Vadim Petrovsky read for us the book by Galina Ivanchenko «The Logos of Love»
“This book is difficult to read to the end — in the sense that Okudzhava has about Stary Arbat, remember: “Never go through you to the end”? Many meetings, and each is already a conversation. Shakespeare, Rilke, Tsvetaeva, Pasternak, Brodsky. And also Hegel, Heidegger, Bart… Familiar and unfamiliar «watchmen of love»… What is this book about? I will answer “in Mayakovsky” — “about this”. About the fact that love and freedom — the two main values of human existence — are in no way compatible.
Well, except perhaps only at the beginning, while I remember: there was a choice. About the fact that the fatal meeting is not accidental, no matter what arguments against it common sense puts forward.
Loyalty in love is, first of all, loyalty to yourself and, as a result, to your loved ones.

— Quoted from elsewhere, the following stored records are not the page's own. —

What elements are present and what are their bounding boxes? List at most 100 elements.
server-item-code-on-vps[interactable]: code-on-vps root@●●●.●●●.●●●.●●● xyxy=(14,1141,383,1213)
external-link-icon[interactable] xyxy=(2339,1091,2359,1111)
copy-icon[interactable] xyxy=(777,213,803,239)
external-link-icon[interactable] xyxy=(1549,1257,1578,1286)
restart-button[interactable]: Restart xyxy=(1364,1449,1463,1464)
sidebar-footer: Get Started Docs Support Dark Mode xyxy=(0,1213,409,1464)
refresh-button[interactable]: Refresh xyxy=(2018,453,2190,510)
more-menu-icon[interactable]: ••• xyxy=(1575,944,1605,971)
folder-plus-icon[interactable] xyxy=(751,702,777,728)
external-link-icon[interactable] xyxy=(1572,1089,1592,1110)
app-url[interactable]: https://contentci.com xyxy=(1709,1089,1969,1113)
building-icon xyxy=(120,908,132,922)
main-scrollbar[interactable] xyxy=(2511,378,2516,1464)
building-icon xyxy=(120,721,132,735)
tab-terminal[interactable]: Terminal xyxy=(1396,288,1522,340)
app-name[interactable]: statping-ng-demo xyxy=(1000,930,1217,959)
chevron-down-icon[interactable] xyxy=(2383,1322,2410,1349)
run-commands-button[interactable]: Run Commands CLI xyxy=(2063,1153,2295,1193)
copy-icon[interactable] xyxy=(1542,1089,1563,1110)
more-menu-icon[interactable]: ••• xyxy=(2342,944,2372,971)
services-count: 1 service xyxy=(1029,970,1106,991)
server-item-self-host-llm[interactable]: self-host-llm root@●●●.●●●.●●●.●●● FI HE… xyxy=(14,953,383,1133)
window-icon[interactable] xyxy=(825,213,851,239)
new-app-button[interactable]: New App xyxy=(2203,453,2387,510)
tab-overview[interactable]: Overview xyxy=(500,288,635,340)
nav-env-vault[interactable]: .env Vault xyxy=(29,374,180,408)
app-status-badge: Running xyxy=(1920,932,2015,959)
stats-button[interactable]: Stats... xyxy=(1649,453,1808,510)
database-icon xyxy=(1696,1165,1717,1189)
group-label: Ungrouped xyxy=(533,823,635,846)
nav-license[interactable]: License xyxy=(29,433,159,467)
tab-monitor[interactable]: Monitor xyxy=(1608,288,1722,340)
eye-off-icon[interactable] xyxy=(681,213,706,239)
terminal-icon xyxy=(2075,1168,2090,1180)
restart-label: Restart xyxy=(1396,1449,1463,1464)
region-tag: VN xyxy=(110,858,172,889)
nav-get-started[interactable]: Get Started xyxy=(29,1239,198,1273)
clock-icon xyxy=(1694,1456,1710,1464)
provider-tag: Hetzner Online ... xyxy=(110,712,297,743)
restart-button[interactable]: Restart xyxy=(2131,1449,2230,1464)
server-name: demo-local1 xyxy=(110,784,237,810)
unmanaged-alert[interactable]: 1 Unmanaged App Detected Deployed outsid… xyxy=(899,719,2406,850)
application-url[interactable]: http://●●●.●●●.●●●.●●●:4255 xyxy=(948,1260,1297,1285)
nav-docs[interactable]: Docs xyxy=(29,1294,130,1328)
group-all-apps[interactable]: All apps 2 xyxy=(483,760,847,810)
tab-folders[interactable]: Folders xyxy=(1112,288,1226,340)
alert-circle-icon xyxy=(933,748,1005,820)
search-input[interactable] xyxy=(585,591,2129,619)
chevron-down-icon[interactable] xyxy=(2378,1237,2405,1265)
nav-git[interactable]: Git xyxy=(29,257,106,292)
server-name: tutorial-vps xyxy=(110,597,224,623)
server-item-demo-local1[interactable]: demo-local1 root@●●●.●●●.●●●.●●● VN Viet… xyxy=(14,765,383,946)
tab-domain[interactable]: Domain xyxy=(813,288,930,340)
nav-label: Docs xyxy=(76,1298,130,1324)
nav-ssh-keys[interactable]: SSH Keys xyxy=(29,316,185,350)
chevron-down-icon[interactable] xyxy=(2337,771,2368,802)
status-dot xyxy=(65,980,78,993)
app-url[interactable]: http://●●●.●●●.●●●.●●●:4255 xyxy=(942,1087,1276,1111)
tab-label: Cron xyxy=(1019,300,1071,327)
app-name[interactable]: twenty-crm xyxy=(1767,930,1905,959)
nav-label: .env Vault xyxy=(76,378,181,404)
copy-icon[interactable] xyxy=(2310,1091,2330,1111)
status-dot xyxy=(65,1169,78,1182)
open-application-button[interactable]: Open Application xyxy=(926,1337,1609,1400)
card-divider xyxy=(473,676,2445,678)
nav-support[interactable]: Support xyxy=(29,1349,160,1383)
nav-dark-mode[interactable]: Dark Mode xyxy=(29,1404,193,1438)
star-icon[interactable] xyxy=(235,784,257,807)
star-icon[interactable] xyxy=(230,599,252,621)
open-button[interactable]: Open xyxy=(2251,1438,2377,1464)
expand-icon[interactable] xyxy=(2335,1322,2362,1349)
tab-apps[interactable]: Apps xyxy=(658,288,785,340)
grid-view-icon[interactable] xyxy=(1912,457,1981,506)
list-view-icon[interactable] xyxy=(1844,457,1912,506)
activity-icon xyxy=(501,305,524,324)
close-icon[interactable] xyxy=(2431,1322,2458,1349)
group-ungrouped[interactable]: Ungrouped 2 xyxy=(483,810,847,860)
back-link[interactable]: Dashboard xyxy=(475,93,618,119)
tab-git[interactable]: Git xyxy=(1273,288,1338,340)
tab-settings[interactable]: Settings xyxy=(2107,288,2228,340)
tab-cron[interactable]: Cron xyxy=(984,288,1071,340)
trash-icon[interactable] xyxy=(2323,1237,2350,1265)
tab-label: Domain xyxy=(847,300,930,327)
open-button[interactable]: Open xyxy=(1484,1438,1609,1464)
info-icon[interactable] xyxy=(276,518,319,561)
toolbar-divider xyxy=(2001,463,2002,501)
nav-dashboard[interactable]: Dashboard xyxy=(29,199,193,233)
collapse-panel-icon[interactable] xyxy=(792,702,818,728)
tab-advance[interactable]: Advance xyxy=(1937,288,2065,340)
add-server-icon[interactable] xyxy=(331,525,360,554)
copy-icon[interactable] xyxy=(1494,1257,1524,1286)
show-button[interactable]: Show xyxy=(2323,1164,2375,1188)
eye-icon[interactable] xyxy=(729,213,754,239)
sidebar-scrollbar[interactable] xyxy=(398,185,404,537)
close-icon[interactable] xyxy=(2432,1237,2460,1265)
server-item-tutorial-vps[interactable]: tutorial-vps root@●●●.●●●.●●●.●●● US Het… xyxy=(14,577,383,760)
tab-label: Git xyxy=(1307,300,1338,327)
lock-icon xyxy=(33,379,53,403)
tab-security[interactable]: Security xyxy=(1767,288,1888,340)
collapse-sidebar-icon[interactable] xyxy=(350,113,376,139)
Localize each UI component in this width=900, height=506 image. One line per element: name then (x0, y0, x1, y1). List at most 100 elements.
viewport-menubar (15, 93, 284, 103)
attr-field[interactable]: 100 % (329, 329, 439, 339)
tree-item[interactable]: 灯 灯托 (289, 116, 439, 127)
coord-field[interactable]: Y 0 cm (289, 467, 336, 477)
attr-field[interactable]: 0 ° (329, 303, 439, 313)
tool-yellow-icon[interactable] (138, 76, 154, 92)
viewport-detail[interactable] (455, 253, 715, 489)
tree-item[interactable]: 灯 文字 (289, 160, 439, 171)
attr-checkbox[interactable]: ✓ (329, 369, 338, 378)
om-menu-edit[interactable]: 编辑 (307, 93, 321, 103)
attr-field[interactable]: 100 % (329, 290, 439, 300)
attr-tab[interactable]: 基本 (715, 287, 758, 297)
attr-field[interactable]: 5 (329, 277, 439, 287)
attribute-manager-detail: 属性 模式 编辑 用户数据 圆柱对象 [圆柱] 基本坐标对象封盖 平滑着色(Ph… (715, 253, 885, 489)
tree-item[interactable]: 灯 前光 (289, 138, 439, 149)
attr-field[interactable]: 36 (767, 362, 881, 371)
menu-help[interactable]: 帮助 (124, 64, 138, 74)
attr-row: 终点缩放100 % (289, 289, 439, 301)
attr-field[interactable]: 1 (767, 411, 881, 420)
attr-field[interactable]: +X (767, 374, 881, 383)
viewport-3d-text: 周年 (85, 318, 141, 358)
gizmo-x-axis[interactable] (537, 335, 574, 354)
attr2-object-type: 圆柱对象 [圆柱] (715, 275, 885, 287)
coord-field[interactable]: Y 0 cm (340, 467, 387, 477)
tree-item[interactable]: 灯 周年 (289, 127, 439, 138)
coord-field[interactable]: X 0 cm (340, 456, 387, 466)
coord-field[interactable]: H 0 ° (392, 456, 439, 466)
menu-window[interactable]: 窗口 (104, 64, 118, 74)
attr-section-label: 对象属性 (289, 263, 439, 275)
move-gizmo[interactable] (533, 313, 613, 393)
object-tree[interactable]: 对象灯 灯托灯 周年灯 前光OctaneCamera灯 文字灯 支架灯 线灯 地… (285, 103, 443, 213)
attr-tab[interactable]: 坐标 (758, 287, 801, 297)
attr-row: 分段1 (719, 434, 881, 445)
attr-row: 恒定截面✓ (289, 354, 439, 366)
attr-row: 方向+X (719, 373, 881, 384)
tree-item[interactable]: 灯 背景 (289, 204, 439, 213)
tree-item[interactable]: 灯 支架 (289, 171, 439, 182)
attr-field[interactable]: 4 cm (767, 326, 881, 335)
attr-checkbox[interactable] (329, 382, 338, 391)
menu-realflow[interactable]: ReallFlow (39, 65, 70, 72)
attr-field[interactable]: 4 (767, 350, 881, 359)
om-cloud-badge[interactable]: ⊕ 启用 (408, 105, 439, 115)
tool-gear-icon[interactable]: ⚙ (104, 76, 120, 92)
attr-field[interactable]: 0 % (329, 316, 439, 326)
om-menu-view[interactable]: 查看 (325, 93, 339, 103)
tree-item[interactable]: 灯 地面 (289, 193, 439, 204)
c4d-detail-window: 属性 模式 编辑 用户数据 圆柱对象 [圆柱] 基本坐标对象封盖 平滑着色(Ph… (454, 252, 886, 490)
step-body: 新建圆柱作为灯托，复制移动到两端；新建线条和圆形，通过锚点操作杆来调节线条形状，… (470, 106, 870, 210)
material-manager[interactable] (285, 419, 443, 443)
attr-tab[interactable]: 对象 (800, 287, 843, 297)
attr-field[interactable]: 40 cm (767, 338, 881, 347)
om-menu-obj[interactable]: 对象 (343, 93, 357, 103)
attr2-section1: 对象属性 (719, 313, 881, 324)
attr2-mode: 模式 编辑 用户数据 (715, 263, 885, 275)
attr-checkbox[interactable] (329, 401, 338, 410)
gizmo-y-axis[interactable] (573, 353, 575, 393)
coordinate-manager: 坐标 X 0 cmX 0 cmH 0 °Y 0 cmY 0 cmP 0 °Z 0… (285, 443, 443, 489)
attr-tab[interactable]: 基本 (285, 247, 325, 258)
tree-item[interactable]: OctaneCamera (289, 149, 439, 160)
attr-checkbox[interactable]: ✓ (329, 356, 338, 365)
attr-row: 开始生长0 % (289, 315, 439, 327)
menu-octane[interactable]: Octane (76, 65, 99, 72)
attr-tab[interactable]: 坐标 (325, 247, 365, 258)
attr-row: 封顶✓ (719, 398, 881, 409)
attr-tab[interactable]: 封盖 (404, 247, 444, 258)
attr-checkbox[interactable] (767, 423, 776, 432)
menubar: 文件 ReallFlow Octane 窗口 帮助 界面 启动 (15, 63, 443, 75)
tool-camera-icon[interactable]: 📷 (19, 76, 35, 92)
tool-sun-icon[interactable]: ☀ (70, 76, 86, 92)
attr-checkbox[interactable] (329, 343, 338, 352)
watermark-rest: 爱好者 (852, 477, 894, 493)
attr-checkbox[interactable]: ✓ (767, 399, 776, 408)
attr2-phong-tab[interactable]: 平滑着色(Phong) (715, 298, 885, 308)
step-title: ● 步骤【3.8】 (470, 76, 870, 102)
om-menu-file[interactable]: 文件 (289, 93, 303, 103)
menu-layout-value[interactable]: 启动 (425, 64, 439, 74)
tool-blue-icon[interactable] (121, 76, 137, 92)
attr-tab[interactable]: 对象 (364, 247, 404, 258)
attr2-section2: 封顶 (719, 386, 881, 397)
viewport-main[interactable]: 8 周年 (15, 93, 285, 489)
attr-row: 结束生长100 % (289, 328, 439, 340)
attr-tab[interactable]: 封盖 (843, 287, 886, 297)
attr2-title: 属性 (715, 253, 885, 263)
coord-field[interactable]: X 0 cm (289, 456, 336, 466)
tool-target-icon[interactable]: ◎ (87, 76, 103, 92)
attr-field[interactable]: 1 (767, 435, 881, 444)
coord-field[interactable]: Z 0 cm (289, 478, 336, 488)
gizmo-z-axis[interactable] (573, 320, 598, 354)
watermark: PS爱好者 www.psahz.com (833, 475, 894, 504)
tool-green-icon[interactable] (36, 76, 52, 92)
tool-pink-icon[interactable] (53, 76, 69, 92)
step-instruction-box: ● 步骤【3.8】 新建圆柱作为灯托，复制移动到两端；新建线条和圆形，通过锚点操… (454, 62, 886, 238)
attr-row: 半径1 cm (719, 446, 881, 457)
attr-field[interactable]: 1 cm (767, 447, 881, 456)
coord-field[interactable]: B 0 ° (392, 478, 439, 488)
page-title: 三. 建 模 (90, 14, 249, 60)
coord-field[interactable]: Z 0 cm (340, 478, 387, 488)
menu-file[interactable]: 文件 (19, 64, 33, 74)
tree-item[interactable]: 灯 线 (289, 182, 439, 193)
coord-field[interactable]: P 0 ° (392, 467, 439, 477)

And also — about devotion, fidelity in love. And there are no illusions! Loyalty is, first of all, loyalty to yourself. And only as a result of this — fidelity to «living in me» loved ones. Well, what about those who live on the other side of my «I», in reality? It is bitter to admit, but their life is unpredictable. They can cheat on us, they can cheat on themselves. Take it for granted!
Mikhail Epstein, who wrote an amazing preface to The Logos of Love, admits: “I was most impressed by those pages that talk about the dying of love, about the fall of its nine shells. Nowhere is the vital vitality of love so piercingly revealed as in the writhings of its dying. And here our impressions coincide.
I will add as a practicing psychologist that the book contains a tremendous potential for healing understanding and acceptance of those who have fallen to love passionately, suffer from love, experiencing it for people who love or are able to love only “a little bit”. What is one small remark by Galina Ivanchenko worth: “I … had seventeen years before I could confidently talk about solving the problem of“ falling out of love ”. “And I have twenty,” is ready to echo her without any pathos. Maybe that’s why I feel the strength in myself, and even a certain moral right, to help people who come to see me with this question.
Once Rollo May, reflecting on fear, identified the difference between Freud and Kierkegaard, writing about this “subject”: “Freud knew everything about fear; Kierkegaard knew fear.» The author of The Logos of Love seems to know everything about love, but more than that, he knows love.”